I may have serious issues with US policy, which has battled ‘terrorism’ so that the toll it has itself exacted in terms of human life is far greater than what a homicidal terrorist would hope to exact in his wildest dreams. But I unashamedly love New York. There isn’t a place like this anywhere else. And therefore the fear that some tormented, twisted mind might see the Freedom Tower as a red rag — as a trigger for the hatred that seems to fill so many hearts these days — and as a symbol of American economic power regardless of its current travails. Everyone seems to have far greater ability to inflict pain than do good these days.

By the time you read this we will have watched a play not far from Times Square where Faisal Shahzad sought to rain death on hundreds of civilians who may not have had anything to do with his reported anger at former president Bush over the Iraq war. There is a body of opinion in America today (including the odd voice of some Americans of Pakistani origin) that is gaining momentum as it questions US policies. There are many who are now challenging the legitimacy of drone attacks as a weapon to take out ‘wanted terrorists’ without trial, without due process.

They express disappointment that the Bush legacy has been embraced so heartily by a Democrat, the ‘non-ideological’ Obama. Some claim that as the country’s first black president he has found it difficult to contain the CIA and the Pentagon, preferring to go along with them so his ‘patriotic’ credentials aren’t brought into question.

However, this isn’t to say that this, by any stretch, is the predominant sentiment. Our obsession with the US may be of a different magnitude as it permeates every nook and cranny in the country. Here, the policymaker may wish to have a plan to supply the troops in Afghanistan if there was trouble through Pakistan again.

Planners may have options on the drawing board about what to do if the country that has a hundred or more nuclear warheads starts to implode/fall apart. But the people at large are pre-occupied with the economy. The loss of a job or home is a far more immediate a threat than the one apparently being dealt with thousands of miles away.

The war in Iraq is over and, as far as they know, the ‘boys’ (and girls) in Afghanistan are also coming home. All else is for the Washington DC elite to figure out. So, the Nato supply routes, drone strikes and how best to deal with the terrorism threat is something that doesn’t concern the average American, at this stage at least.

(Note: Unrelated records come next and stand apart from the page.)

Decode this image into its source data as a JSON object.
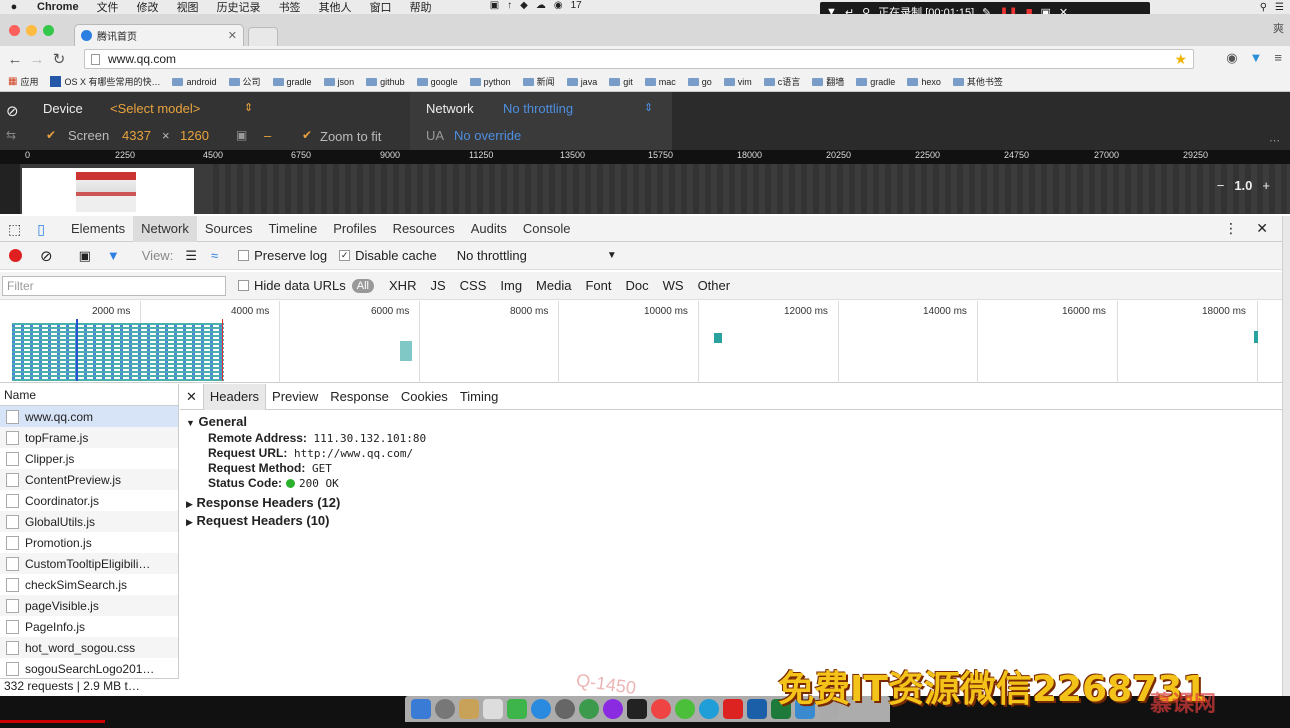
{
  "menubar": {
    "app": "Chrome",
    "items": [
      "文件",
      "修改",
      "视图",
      "历史记录",
      "书签",
      "其他人",
      "窗口",
      "帮助"
    ],
    "battery": "17"
  },
  "recorder": {
    "label": "正在录制 [00:01:15]"
  },
  "browser": {
    "tab_title": "腾讯首页",
    "url": "www.qq.com",
    "profile": "爽"
  },
  "bookmarks": [
    "应用",
    "OS X 有哪些常用的快…",
    "android",
    "公司",
    "gradle",
    "json",
    "github",
    "google",
    "python",
    "新闻",
    "java",
    "git",
    "mac",
    "go",
    "vim",
    "c语言",
    "翻墙",
    "gradle",
    "hexo",
    "其他书签"
  ],
  "device": {
    "device_label": "Device",
    "model": "<Select model>",
    "screen_label": "Screen",
    "width": "4337",
    "times": "×",
    "height": "1260",
    "dash": "–",
    "zoom_label": "Zoom to fit",
    "network_label": "Network",
    "throttle": "No throttling",
    "ua_label": "UA",
    "ua_value": "No override",
    "ruler": [
      "0",
      "2250",
      "4500",
      "6750",
      "9000",
      "11250",
      "13500",
      "15750",
      "18000",
      "20250",
      "22500",
      "24750",
      "27000",
      "29250"
    ],
    "zoom_value": "1.0"
  },
  "devtools": {
    "tabs": [
      "Elements",
      "Network",
      "Sources",
      "Timeline",
      "Profiles",
      "Resources",
      "Audits",
      "Console"
    ],
    "view_label": "View:",
    "preserve_log": "Preserve log",
    "disable_cache": "Disable cache",
    "throttling": "No throttling",
    "filter_placeholder": "Filter",
    "hide_data_urls": "Hide data URLs",
    "types": [
      "All",
      "XHR",
      "JS",
      "CSS",
      "Img",
      "Media",
      "Font",
      "Doc",
      "WS",
      "Other"
    ],
    "timeline_ticks": [
      "2000 ms",
      "4000 ms",
      "6000 ms",
      "8000 ms",
      "10000 ms",
      "12000 ms",
      "14000 ms",
      "16000 ms",
      "18000 ms"
    ]
  },
  "requests": {
    "header": "Name",
    "items": [
      "www.qq.com",
      "topFrame.js",
      "Clipper.js",
      "ContentPreview.js",
      "Coordinator.js",
      "GlobalUtils.js",
      "Promotion.js",
      "CustomTooltipEligibili…",
      "checkSimSearch.js",
      "pageVisible.js",
      "PageInfo.js",
      "hot_word_sogou.css",
      "sogouSearchLogo201…"
    ],
    "status": "332 requests | 2.9 MB t…"
  },
  "detail": {
    "tabs": [
      "Headers",
      "Preview",
      "Response",
      "Cookies",
      "Timing"
    ],
    "general": "General",
    "remote_address_label": "Remote Address:",
    "remote_address": "111.30.132.101:80",
    "request_url_label": "Request URL:",
    "request_url": "http://www.qq.com/",
    "method_label": "Request Method:",
    "method": "GET",
    "status_label": "Status Code:",
    "status": "200 OK",
    "response_headers": "Response Headers (12)",
    "request_headers": "Request Headers (10)"
  },
  "overlay": {
    "watermark": "免费IT资源微信2268731",
    "q_mark": "Q-1450",
    "brand": "慕课网"
  },
  "colors": {
    "record_red": "#e02020",
    "accent_blue": "#4e8fe0",
    "device_orange": "#e8a33d",
    "status_green": "#2ab02a"
  }
}
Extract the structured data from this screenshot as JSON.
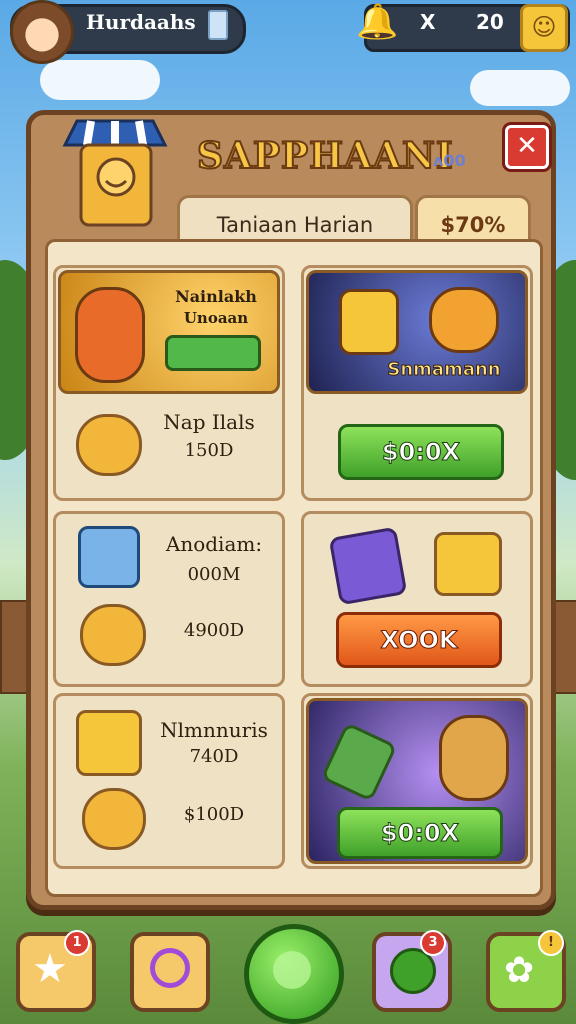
{
  "player": {
    "name": "Hurdaahs"
  },
  "currency": {
    "x_label": "X",
    "amount": "20"
  },
  "panel": {
    "title": "SAPPHAANI",
    "title_decor": "ʌ00",
    "close_label": "✕",
    "tab_daily": "Taniaan Harian",
    "tab_discount": "$70%"
  },
  "offers": [
    {
      "featured_line1": "Nainlakh",
      "featured_line2": "Unoaan"
    },
    {
      "featured_text": "Snmamann",
      "price": "$0:0X"
    },
    {
      "name": "Nap Ilals",
      "amount": "150D"
    },
    {
      "name": "Anodiam:",
      "amount1": "000M",
      "amount2": "4900D"
    },
    {
      "price": "XOOK"
    },
    {
      "name": "Nlmnnuris",
      "amount1": "740D",
      "amount2": "$100D"
    },
    {
      "price": "$0:0X"
    }
  ],
  "nav": {
    "badge_left": "1",
    "badge_chat": "3",
    "badge_right": "!"
  },
  "colors": {
    "accent_green": "#3fa12a",
    "accent_orange": "#e1571a",
    "panel_wood": "#b98a5c",
    "title_gold": "#f7c646"
  }
}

There is very little debate on whether the terrorism threat now is as real as it was some years ago or simply serving a broader strategic goal such as Iraq’s supposed weapons of mass destruction did before the last Gulf War. Nobody wants to know, so nobody is telling.

Although New York had to bear the brunt of the 9/11 attacks and still carries its scars, even here the primary concern remains how to revive sagging markets. The usually affluent Wall Street bankers complain of tough times, smaller bonuses, shrinking disposal income. They don’t say what went wrong: the greed of their lot.

A typically articulate and funny New York cabbie, responding to a question about what impact the economic downturn was having on life in the ever-effervescent Big Apple, said: “When ladies of the night say two for the price of one, things can’t be good. It’s so sad.”

The writer is a former editor of Dawn.